Indonesia is currently building 13GW of new coal plants this decade, all of which come online as scheduled in all FEO scenarios. But the rate of closures under “early coal retirement” exceeds the rate of new additions, meaning that Indonesia could save 87m tonnes of CO2 between now and 2028 compared to the “net-zero by 2060” scenario.
However, those early emissions gains are at risk of being lost. The FEO model shows that the JETP money runs out in 2028 and, thereafter, emissions start to rise again.
This suggests the need for a new climate finance mechanism to replace the JETP after the $20bn is spent, if decarbonisation of the energy sector in Indonesia is to continue.
Additionally, the model suggests a combination of ongoing international support for PPA buyouts and binding power sector emissions targets to ensure climate finance could deliver the biggest possible carbon abatement “bang per buck”.
As can be seen in the chart below, emissions initially rise more slowly under the “early coal retirement” scenario, but they then shoot up again post-2028 when the JETP money runs out.
§ Quantifying the opportunity
The FEO systems model allows us to quantify, with greater spatial and temporal granularity than ever, the benefits of leveraging international climate finance into early coal retirement in Indonesia, in terms of both lower emissions and costs.
The question now is whether the money will be forthcoming and offered on terms that are acceptable to Indonesia.

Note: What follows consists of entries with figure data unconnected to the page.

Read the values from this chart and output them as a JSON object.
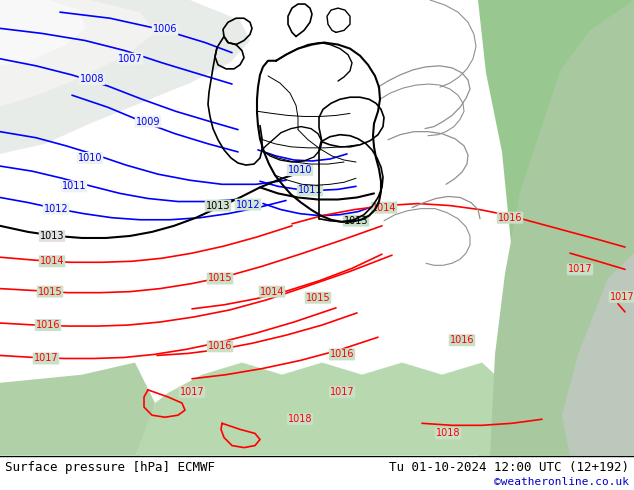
{
  "title_left": "Surface pressure [hPa] ECMWF",
  "title_right": "Tu 01-10-2024 12:00 UTC (12+192)",
  "watermark": "©weatheronline.co.uk",
  "watermark_color": "#0000cc",
  "bg_color": "#aad4a0",
  "bar_bg": "#c8e0c8",
  "blue_color": "#0000ff",
  "black_color": "#000000",
  "red_color": "#ff0000",
  "gray_color": "#909090",
  "label_fontsize": 7,
  "title_fontsize": 9,
  "figsize": [
    6.34,
    4.9
  ],
  "dpi": 100
}
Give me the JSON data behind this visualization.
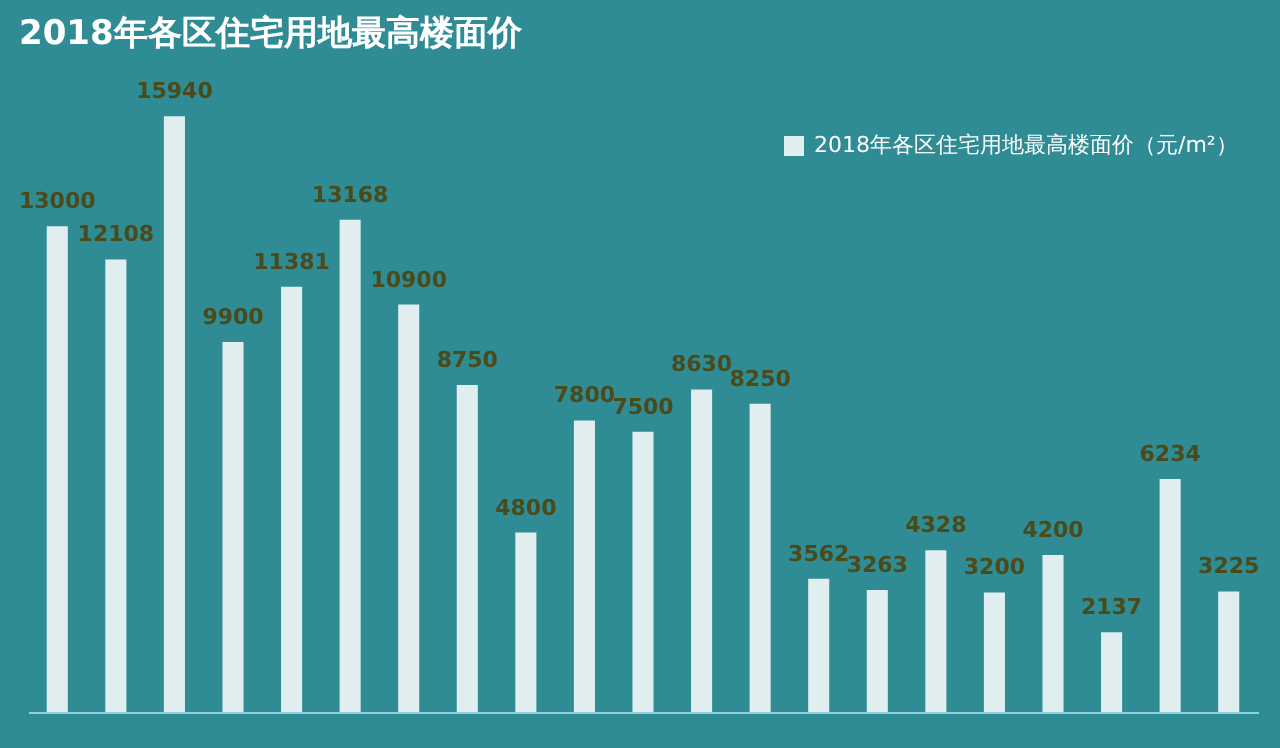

Donor countries and financial institutions are yet to sign off on any of the promised JETP funds. It is unclear whether these will be primarily grants and concessionary loans, or whether lenders will insist upon commercial interest rates.
The cost and emissions benefits of early coal retirements are less likely to materialise if Indonesia is required to saddle itself with burdensome repayments to unlock capital inflows.
JETPs are a promising, but untested mechanism for accelerating decarbonisation in low- and middle-income countries, such as Indonesia.
If JETP members can align on the terms of investment and how best to deploy capital, they could create a model for successful north-south climate cooperation for other recipient nations to replicate.
There will be many pitfalls to navigate, but at least the benefits of mobilising climate finance for coal PPA buyouts are now more clearly understood.